Affected devices were concentrated in:
Southeast Asia
Latin America
Caribbean
West Africa
Northern Europe
Southeast Asia
AI became the main driver of the campaign
Investigations revealed the attacker used at least two commercial LLM services, each serving different roles.
AI planned the attack
AI creates:
step-by-step instructions
estimate success rate
priority task tree
pivot plan within the internal network
The attacker copied almost verbatim and clearly lacked the deep understanding needed to make adjustments.
AI created mass tools
Dozens of scripts in various languages were generated by AI:
Configuration parser
credential collection tool
automatic VPN connection
large-scale scanning
dashboard for summarizing results
Threat actor assessment
Motivation: financial.
Language: Russian.
Skill level: low to medium, significantly enhanced by AI.
AI dependency: extremely high, from planning to tool development.

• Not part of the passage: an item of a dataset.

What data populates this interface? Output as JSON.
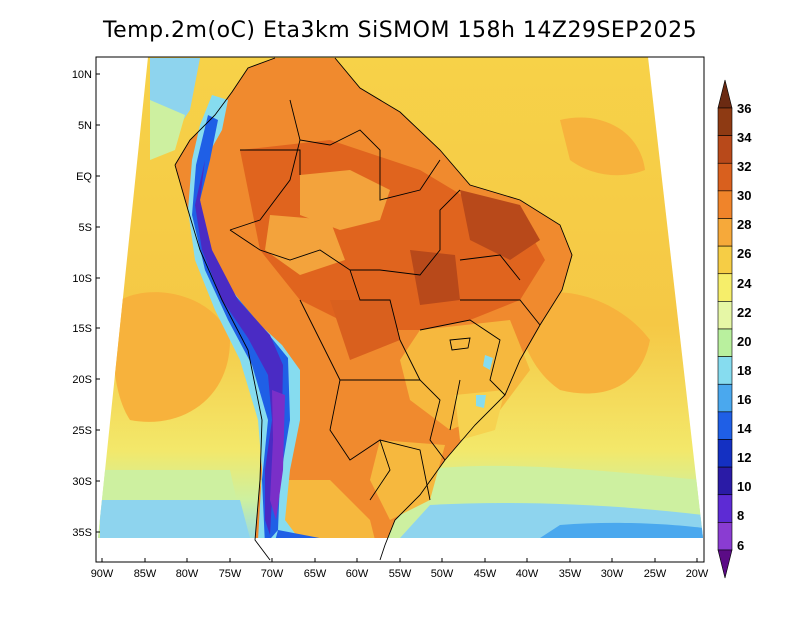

Scale of operation: broad, multinational.
Post-exploitation depth: shallow, quick to abandon when blocked.
OPSEC: poor, internal data stored publicly without encryption.
Defense recommendations
The campaign exploited the simplest mistakes—but AI enabled them to do so on a global scale. Therefore, basic defense remains the strongest line of defense.
1. Comprehensive inspection of FortiGate devices
Do not expose management ports to the internet.
Limit IP addresses for management access.
Change all default/common passwords.
Enable MFA for management and VPN.
Check configuration for any unusual admin accounts.
Review VPN logs for access from unusual geographic locations.
2. Enhance credential hygiene
Check for password duplication between FortiGate and AD.
Enforce strong passwords + MFA for VPN.
Rotate service account credentials, especially in backup systems.
3. Monitor for signs of post-exploitation
Event ID 4662 with GUID replication (DCSync indication).
Suspicious scheduled task.
Administrative connection from VPN IP range.
Signs of LLMNR/NBT-NS poisoning.
Unauthorized access to credential backup store.
New account "disguised" as a legitimate account.
4. Protect the backup system
Isolate the backup server.
Patch all Veeam vulnerabilities.
Monitor for unusual PowerShell activity.
Use immutable backups.
5. Recommendations for AWS environments
Enable Amazon GuardDuty.
Use Amazon Inspector to detect exposure and vulnerabilities.
Monitor posture through AWS Security Hub.
Maintain network device patching via Systems Manager Patch Manager.
Review unusual IAM behavior related to credential leaks.